Sono sempre più convinto che l’arte abbia la magia e il potere evocativo di permettere il dialogo e la condivisione di pensieri, espressioni, esperienze ed emozioni.
Con il 18 ottobre si è concluso, per il momento, il ciclo di eventi in programma. Abbiamo voluto chiudere proponendo il video “Ordine di Natura” che segna però l’inizio di altre riflessioni.
Il video girato tra Africo nuovo e Africo antica cerca di ricucire il rapporto tra gli abitanti con il proprio luogo di origine, nelle scene si contrappone con forte contrasto l’ambiente anonimo dove gli anziani narrano i loro ricordi e lo spazio naturale di Africo, avvolto dalla calda luce del Mediterraneo, dell’Aspromonte».
È stato Vito Teti, da attento antropologo, a mettere l’accento sul senso dei luoghi segnati dall’abbandono, ben interpretando il sentimento africese ancora integro nella perpetuazione del culto a San Leo e nell’ostinato pellegrinaggio del 5 maggio al piccolo santuario aspromontano «Nonostante questo popolo sia stato costretto ad abbandonare il paese, è rimasto inesorabilmente legato alle sue origini». Conosce bene, il professore, il destino dei tanti pastori che, rifiutandosi di lasciare Africo, costruirono case più sicure a Carrà e scelsero di vivere una nuova forma solitudine. E di silenzio. E conosce gli sforzi, dettati dall’esigenza del ritorno, dei tanti africesi smembrati dopo l’alluvione tra Reggio, Bianco e Bova «La combinazione tra queste due chiese abbandonate di San Sisto e di San Nicola è stata emozionante, perché è la dimostrazione di come, pur partendo da una storia dolente, drammatica, si possano creare delle novità importanti per la comunità. Su quella tela c’era impresso un pezzo di Africo a cui sono molto legato. È stato un motivo di orgoglio e compiacimento partecipare alla manifestazione, oltre al piacere di rivedere i tanti e tanti amici che sono accorsi per non perderla. La partecipazione dei calabresi è stata significativa. L’evento sarà utile non solo ad Africo e a San Sisto, ma ai tanti paesi abbandonati esistenti in Italia, perché l’arte, la cultura, la letteratura possono favorire la rinascita delle aree più interne».

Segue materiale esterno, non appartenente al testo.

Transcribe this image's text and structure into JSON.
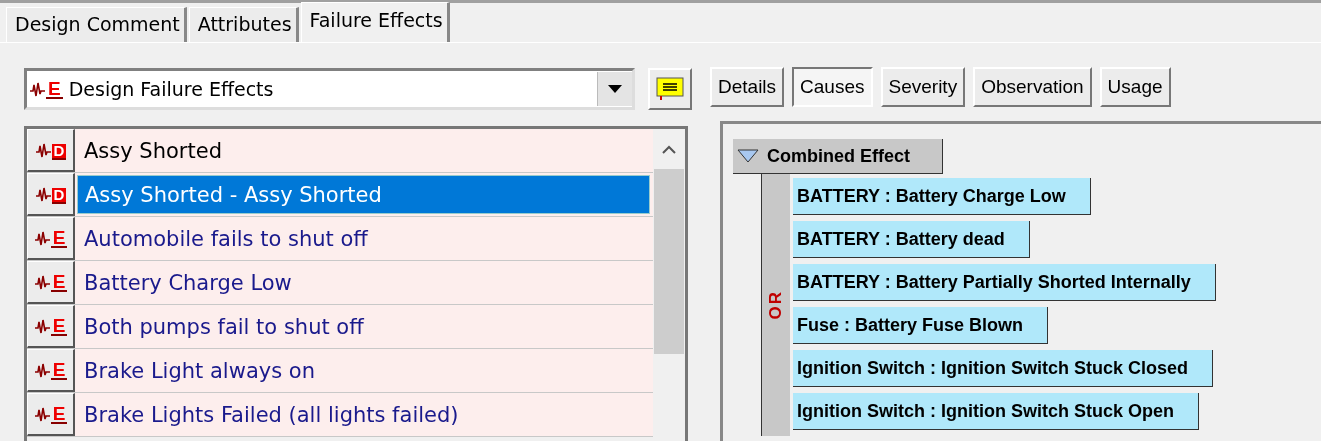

Un legame che, per fortuna, non lascia indifferenti neanche i più giovani: oggi l’amministrazione guidata dal sindaco Francesco Bruzzaniti ha investito sulla valorizzazione del borgo abbandonato, grazie al sostegno del Parco nazionale d’Aspromonte: «É stato emozionante sentire parlare di Africo in un contesto ampio come quello offerto da Milano, soprattutto è stato emozionante sentirne parlare in modo positivo. Africo ha un invidiabile patrimonio culturale e naturalistico che, come abbiamo appurato, è molto apprezzato anche fuori. Per questo ricostruiremo il borgo antico, senza per questo intaccare l’equilibrio che esso ha trovato con la natura circostanza: la nostra sarà una nuova dimensione di “ritorno”».

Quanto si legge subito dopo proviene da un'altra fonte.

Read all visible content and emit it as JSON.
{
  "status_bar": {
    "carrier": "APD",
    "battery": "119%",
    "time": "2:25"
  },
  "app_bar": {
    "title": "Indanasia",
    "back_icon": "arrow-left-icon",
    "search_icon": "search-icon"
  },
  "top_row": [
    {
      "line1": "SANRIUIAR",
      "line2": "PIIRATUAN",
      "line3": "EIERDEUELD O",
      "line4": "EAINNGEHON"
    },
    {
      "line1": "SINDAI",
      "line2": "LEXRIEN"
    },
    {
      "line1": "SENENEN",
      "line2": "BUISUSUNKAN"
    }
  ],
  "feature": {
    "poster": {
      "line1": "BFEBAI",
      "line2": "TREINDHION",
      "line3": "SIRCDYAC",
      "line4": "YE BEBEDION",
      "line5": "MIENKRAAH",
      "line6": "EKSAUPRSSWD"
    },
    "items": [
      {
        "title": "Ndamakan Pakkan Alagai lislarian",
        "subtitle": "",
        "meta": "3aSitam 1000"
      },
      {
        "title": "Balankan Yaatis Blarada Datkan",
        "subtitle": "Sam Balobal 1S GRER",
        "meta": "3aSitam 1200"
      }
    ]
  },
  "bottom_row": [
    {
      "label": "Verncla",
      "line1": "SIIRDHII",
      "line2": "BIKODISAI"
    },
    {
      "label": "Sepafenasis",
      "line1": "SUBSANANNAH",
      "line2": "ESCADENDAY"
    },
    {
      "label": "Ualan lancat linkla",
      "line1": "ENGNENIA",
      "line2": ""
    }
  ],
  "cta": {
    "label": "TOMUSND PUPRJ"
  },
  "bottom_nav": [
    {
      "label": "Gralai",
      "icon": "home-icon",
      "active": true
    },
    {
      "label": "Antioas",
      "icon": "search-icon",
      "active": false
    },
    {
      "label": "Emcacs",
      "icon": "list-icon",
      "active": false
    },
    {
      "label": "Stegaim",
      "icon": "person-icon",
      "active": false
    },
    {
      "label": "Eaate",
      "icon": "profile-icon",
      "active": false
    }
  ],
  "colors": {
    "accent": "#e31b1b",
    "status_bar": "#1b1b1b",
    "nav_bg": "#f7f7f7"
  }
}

E la bellezza, che emerge prepotente nel saliscendi naturale di vallate e tornanti dell’Aspromonte, emerge dalle parole dei tanti intervenuti: tra questi il professore Teti e la direttrice Maria Fratelli.
Ed anche la giornalista Patrizia Giancotti, autrice di un libro “Filoxenia”, parlando dell’Area grecanica, delle tradizioni agro-pastorali, dei suoni dei dialetti, non ha potuto fare a meno di evidenziare una forma di bellezza tipica dei paesi dell’entroterra perché di radici antiche: l’accoglienza, l’amore per il forestiero, il valore sacro dell’ospitalità, principio etico fondamentale della cultura greca «Questo pezzo di terra ha un modo di accogliere unico al mondo» ha commentato.
Un confronto che ha lasciato il segno, dunque, e anche un desiderio comune: portare la tela ad Africo per un’esposizione, col suo carico di eventi, interventi, cultori; con le sue tracce di Milano e di San Sisto, e delle storie di abbandono e sentimento popolare che sono uguali da Nord a Sud «Il mio sogno sarebbe realizzare un museo all’aperto nel borgo aspromontano, con vacche e lucertole a fare da spettatori, e il silenzio ad avvolgere tutto. Così, come quell’immagine è stata impressa dentro di me per oltre dieci anni. San Sisto e San Nicola sono due chiese che hanno molto in comune, seppur vittime di violenze diverse» conclude l’autore.
a.i.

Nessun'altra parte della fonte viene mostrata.